Everything from bringing people together to creating inclusive cultures was open for discussion, but the moderator chose to begin with a leader's character. He asked each panelist to weigh in on what was more important in identifying effective leaders: character or competence.

"I can close a capability gap. I can train to close that gap," said Lanza. "I cannot close a character gap, and when a character gap occurs, we fail as a military; we lose your trust."

Both Deakins and Taylor agreed that character was the more important of the two in determining effective leadership.

Taylor added that, "expertise can be taught, but character can't necessarily be taught. Character is something that comes from within."

The approximately one hour conversation spent a lot of time discussing diversity and bringing people together.

Lawless posed the question of how to create inclusivity in diverse environments to Lanza, noting that as a military leader he leads an organization comprised of people from all around the world.
"I think in order to have diversity you have to be part of a values-based organization, and I'm proud to say that as a profession the military is a values based organization," said Lanza. "I think that's something you need to look for because in an organization without values it's very hard to embrace diversity."

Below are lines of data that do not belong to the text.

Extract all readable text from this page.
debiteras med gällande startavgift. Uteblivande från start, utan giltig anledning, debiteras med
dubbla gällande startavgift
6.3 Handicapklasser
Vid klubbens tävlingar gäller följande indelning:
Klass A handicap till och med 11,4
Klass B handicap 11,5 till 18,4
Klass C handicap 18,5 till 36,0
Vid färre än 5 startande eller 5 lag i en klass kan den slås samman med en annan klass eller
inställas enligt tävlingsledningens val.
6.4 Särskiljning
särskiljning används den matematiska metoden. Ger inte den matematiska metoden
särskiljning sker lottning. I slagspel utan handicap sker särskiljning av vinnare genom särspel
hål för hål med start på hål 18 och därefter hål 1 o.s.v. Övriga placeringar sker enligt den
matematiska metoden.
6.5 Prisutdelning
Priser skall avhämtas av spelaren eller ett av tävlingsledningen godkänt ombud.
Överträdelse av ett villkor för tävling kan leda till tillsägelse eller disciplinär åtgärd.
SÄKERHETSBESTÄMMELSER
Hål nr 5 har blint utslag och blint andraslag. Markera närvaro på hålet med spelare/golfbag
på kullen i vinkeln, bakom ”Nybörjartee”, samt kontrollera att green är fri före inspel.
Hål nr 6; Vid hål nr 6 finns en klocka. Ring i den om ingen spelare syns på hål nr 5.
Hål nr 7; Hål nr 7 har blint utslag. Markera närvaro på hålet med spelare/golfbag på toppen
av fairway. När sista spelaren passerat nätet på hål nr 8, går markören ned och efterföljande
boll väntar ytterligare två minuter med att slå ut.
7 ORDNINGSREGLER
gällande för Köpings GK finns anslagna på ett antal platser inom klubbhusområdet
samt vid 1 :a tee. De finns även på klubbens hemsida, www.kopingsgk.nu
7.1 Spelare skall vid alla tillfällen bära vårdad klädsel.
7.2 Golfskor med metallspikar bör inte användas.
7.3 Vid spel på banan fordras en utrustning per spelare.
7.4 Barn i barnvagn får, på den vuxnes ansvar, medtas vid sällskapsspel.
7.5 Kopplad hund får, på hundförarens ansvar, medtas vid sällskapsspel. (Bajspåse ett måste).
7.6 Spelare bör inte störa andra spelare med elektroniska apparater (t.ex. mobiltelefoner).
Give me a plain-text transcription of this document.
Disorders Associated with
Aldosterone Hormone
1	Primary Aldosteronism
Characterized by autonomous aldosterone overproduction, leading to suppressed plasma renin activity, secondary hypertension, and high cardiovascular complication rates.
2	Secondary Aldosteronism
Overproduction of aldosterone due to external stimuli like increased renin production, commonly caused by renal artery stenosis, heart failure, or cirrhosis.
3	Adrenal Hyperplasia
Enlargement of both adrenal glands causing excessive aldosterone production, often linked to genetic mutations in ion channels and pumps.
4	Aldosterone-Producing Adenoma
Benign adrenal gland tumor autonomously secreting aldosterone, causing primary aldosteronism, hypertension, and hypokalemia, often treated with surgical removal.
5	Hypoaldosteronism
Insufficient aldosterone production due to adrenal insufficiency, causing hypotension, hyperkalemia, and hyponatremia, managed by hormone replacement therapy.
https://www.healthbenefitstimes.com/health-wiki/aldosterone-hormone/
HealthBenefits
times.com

He added: "Our junior leaders have done a magnificent job, with not a lot of guidance, on embracing how to change the workplace to making it more diverse," said Lanza. "I think that's what you want in a leader; you want someone who is adaptive, someone who is agile, and that can understand intent."

The conversation concluded with an opportunity for guests to pose their questions to the panel members. 

One guest who identified himself as a university freshman asked how you bring people together in a world that feels so divided right now.

"In the military we offer debate. We offer it in a way for people to bring issues forward so we can have a [conversation] about what to do to treat people with dignity and respect, and to listen to others' perspectives," said Lanza. "But at the end of the day we have to be able to operate together. I have to be able to trust you with my life and you have to be able to trust me with your life."